Ici, l’étape de la planification est facultative. Tu l’adapteras en fonction de ton enfant et de son projet. Bien sûr, si c’est une visite de musée, tu ne peux pas l’improviser, et il faudra la marquer sur le calendrier pour qu’il puisse vraiment compter les jours et visualiser le temps qui reste avant cette sortie.
Mais pour le reste, les enfants jeunes, ont souvent envie de tout, tout de suite, et la planification est encore délicate parfois. Je te conseille donc de commencer le projet au plus tôt avec lui, de façon à ce qu’il ait déjà une vision de ce que pourra donner le résultat. Ensuite, s’il faut continuer les autres jours, ce sera plus facile !
Attention à un point important : oublie tout perfectionnisme. On voit souvent de merveilleuses réalisations faites par des enfants de maternelle sur Pinterest ou Instagram. Méfie-toi ! Les personnes qui publient peuvent être des maîtresses qui ont choisi le plus beau dessin, ou des mamans qui ont pris des cours de photo pour mettre en valeur les réalisations de leurs enfants… Dans la vraie vie, les enfants peuvent aussi choisir d’améliorer leur création avec une grosse trace de peinture noire en plein milieu, juste pour qu’on voie bien que c’est là le milieu… et c’est ok aussi !
Voilà quelques idées qui, je l’espère, ouvriront les portes de ta créativité intarissable pour accompagner tes enfants avec cette pédagogie ! Le principe est simple : commencer petit, prendre confiance, et petit à petit oser se lancer dans de plus grands défis !
Bonjour, excellent article qui reflète bien la réalité de ce que je vis avec mes enfants en ief.

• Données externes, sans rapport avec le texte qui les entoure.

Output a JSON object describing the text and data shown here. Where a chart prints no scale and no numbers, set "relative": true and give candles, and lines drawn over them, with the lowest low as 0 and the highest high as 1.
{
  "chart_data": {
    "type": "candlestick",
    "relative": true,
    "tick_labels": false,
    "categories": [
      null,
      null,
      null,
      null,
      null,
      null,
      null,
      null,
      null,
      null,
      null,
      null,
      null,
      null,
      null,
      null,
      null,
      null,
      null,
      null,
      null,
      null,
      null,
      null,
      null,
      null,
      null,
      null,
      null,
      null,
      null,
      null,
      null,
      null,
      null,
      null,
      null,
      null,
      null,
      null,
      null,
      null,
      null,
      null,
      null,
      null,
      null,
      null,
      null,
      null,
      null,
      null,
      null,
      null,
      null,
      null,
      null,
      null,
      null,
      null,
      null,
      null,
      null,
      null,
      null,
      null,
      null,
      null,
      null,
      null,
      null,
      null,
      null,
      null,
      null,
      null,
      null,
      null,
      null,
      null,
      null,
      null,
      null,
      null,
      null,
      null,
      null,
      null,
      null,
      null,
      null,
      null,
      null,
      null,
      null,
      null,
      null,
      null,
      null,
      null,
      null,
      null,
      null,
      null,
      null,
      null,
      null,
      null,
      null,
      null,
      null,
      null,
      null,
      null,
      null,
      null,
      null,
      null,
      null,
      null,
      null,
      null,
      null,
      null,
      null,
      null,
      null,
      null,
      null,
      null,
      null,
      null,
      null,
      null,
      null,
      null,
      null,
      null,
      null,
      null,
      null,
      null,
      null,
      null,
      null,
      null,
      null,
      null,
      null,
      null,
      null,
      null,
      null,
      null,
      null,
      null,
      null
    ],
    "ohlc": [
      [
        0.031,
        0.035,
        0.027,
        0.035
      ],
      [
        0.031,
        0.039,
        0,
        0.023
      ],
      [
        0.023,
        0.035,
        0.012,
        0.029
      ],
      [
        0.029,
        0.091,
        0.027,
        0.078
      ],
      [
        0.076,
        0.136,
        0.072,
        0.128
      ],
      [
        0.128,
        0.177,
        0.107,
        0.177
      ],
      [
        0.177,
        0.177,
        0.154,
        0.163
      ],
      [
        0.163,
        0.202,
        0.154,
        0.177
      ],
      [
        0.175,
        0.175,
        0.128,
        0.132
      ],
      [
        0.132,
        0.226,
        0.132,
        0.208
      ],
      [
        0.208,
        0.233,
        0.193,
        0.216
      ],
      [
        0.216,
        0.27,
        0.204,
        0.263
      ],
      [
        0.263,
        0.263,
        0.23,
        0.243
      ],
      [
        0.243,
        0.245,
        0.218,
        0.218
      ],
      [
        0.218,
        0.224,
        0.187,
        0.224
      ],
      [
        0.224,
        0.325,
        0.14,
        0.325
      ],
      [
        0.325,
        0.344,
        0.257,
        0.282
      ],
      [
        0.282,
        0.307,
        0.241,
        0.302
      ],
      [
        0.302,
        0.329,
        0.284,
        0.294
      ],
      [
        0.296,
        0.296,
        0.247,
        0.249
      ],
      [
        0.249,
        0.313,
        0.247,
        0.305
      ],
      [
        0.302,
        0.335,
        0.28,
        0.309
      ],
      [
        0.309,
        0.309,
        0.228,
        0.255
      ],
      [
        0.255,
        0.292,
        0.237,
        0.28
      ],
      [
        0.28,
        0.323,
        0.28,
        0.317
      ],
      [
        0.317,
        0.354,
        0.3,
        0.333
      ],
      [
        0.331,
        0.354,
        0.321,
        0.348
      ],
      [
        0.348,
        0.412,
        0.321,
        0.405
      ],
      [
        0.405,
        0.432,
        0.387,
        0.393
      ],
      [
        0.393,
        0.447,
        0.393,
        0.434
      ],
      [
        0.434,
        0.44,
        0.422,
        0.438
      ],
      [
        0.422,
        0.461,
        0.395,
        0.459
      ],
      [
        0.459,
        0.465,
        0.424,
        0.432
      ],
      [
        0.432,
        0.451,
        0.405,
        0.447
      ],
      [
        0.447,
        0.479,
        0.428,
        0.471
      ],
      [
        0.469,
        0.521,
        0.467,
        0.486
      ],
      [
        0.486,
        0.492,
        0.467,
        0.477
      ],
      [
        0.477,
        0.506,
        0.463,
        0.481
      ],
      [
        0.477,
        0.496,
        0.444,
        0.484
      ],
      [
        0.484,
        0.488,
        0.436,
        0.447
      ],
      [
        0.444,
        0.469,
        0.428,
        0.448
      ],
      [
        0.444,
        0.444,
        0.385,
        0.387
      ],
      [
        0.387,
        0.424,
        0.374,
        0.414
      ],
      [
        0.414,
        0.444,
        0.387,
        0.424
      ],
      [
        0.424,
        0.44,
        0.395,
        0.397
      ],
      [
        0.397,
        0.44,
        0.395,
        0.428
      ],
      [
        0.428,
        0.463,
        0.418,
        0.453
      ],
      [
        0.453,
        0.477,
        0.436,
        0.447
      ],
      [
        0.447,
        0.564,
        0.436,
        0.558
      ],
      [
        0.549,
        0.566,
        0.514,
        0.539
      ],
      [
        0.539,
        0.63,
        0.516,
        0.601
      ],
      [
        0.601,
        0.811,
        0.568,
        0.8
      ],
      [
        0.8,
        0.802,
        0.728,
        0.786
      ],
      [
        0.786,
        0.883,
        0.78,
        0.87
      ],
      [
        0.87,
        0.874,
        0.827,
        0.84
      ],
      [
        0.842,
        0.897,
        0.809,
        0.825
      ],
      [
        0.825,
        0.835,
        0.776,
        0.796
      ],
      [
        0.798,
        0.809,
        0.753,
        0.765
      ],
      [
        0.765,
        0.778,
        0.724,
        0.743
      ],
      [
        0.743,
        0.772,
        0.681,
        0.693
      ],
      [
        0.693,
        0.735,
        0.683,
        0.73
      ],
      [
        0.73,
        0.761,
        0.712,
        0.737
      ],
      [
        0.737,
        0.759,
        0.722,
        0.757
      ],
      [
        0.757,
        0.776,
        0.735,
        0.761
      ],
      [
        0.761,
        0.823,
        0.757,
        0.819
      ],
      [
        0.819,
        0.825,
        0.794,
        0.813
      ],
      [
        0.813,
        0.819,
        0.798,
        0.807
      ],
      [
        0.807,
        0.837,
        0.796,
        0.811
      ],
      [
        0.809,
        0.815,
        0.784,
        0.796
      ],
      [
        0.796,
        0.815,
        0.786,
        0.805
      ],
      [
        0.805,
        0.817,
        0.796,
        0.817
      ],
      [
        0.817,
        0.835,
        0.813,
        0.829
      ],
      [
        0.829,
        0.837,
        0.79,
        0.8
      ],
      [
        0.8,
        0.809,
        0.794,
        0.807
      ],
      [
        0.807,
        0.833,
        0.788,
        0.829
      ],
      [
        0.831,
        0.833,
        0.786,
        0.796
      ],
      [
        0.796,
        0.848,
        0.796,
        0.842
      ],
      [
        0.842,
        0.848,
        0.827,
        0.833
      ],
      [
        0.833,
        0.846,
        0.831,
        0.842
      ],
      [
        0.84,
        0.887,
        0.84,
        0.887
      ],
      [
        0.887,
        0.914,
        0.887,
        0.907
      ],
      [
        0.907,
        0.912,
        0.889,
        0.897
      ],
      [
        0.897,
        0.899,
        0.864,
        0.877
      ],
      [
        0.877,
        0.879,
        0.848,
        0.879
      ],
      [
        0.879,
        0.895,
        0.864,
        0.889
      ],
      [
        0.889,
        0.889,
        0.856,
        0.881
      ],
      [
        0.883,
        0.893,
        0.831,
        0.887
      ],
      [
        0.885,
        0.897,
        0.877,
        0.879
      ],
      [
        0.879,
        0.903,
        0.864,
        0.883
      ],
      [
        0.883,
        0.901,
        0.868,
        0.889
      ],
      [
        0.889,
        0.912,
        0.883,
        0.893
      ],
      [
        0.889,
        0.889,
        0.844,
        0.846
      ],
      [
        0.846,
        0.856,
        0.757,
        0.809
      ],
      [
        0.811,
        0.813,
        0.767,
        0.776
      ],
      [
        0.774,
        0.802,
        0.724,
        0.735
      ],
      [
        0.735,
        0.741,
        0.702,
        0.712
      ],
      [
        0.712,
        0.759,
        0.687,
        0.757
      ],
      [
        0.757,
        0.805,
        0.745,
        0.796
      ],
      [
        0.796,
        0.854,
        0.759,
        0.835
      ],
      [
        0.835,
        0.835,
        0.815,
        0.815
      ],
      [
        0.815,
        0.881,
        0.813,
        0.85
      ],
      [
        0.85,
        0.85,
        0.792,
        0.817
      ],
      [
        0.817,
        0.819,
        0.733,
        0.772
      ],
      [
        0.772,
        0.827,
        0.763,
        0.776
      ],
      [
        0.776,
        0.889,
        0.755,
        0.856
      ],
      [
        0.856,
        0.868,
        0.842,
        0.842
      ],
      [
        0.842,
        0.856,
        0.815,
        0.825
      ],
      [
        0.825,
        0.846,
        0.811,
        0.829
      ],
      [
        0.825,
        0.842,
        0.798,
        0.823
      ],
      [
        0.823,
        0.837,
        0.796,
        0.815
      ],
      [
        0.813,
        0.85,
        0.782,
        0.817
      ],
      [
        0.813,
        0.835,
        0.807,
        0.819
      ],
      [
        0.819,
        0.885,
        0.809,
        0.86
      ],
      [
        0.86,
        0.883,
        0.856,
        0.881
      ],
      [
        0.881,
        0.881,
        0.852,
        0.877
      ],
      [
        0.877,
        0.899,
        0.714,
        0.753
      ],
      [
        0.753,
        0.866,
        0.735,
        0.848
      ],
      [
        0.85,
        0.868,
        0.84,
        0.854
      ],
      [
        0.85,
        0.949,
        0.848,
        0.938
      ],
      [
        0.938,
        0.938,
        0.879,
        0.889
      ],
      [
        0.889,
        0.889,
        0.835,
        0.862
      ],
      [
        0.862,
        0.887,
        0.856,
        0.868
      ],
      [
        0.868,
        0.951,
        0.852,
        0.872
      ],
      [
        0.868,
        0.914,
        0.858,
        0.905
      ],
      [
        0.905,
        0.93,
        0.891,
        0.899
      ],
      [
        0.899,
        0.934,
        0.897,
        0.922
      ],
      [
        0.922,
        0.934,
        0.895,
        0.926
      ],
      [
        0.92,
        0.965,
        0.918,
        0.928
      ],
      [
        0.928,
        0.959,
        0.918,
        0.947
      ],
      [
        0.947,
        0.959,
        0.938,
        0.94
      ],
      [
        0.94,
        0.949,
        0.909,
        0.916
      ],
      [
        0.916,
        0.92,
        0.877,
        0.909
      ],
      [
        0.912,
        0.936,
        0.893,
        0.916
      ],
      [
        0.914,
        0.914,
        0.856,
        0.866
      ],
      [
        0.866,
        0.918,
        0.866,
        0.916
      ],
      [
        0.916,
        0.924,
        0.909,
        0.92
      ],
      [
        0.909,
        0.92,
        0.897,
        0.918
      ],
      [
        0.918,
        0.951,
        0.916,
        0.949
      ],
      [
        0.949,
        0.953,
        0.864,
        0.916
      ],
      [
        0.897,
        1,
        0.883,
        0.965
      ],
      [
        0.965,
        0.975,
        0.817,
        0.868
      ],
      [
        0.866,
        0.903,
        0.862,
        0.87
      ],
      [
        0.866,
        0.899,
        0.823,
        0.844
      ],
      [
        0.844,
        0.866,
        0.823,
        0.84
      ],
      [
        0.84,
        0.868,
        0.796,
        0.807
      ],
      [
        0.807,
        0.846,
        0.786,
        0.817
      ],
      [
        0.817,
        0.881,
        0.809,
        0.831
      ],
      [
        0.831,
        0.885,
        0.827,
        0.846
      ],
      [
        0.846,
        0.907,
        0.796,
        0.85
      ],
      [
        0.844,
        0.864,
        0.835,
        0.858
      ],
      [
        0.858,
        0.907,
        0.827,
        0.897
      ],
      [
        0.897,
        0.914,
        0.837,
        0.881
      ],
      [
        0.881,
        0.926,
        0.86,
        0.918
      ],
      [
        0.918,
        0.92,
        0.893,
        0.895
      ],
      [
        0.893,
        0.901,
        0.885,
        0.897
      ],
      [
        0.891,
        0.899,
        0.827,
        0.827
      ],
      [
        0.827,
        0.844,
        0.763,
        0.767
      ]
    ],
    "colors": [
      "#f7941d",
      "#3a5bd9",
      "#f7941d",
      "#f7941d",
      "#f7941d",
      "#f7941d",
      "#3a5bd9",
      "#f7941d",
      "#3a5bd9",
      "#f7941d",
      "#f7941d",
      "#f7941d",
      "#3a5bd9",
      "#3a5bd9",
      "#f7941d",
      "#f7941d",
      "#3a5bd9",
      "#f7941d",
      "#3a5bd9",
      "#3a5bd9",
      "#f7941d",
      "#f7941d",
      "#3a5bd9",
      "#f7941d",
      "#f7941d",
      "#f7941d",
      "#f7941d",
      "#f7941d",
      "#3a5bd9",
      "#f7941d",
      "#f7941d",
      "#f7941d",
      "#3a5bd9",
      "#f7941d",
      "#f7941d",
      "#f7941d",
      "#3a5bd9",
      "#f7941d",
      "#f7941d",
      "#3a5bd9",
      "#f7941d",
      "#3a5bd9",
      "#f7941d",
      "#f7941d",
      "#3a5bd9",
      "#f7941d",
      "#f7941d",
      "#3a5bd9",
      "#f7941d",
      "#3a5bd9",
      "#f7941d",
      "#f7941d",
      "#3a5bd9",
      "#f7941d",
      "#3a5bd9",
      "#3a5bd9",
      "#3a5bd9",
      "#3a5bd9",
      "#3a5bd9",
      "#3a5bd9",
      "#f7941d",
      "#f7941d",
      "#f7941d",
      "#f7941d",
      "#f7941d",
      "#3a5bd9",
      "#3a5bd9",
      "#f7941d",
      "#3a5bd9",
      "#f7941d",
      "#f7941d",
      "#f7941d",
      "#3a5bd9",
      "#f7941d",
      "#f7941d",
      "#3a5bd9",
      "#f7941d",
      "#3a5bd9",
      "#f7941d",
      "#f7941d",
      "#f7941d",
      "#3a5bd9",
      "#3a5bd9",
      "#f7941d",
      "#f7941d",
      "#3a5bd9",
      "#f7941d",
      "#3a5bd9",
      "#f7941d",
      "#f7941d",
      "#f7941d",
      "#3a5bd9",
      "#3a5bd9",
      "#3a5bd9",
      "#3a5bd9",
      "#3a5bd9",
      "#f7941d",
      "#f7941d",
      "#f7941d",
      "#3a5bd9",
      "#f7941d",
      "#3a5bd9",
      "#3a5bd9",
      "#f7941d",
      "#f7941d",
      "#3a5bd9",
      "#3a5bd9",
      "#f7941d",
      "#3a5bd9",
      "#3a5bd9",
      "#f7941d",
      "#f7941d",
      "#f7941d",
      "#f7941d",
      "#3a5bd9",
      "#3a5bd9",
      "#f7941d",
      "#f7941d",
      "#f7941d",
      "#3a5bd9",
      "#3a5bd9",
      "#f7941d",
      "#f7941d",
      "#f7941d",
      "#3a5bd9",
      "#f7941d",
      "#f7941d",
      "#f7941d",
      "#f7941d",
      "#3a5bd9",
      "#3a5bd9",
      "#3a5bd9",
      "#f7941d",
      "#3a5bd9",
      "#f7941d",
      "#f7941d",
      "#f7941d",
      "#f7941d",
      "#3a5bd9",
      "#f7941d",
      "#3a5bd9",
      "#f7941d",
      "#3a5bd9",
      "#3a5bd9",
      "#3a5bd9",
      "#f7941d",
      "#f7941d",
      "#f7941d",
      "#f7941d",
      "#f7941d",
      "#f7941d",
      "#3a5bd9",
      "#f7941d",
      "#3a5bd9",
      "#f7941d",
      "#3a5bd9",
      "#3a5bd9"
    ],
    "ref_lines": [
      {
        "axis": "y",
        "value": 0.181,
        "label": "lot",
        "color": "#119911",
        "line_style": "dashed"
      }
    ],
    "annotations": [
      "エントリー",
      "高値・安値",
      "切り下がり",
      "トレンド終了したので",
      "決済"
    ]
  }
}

Ça fait la 4 ème année d’école à la maison. La première j’étais focalisée 100% montessori et sur le choix libre des activités, la deuxième année j’étais devenue au contraire beaucoup trop rigide (ma pire année) , la troisième année j’ai fini par être entre les deux : ni 100 % montessori ni trop rigide. De ce faite beaucoup de projets ont émergé : on a participé à une brocante (très bonne expérience), construction de robot (ça dépasse mes compétences mais l’idée n’est pas abandonnée), et puis d’autres ont vu le jour. Cette année les projets sont en ébullition, en fusion entre le projet d’écriture d’un livre, d’un magazine, de la programmation sur ordinateur, ect pour les aînés et la dernière de 4 ans qui n’arrêtent pas de feuilleter les livres de bricolage. Ça n’arrête pas, mdr. C’est une véritable expérience positive. D’ailleurs la seule consolation, si la loi de la fin de l’école à la maison passe, c’est que mes enfants savent que je continuerai à les soutenir et à les accompagner dans leurs projets.
Au plaisir de vous lire.
Merci beaucoup pour ce partage d’expérience !Je partage votre regard : au moins, nos enfants auront vécu cette liberté. Mais j’aimerais que d’autres enfants aient aussi cette chance !
merci pour cet article, qui m’aide à faire des passerelles entre des notions qui sont évidentes pour moi dans le milieu pro, mais que je patinais à transférer à la maison 🙂
Je vois bien que nos enfants ne fonctionnent qu’en projets du matin au soir ( lire tel livre, construire telle installation playmobil, faire un piège à telle bestiole dans le jardin, etc), mais restent pas mal dans leur zone de confort/d’autonomie si on ne met pas notre gain de sel dedans.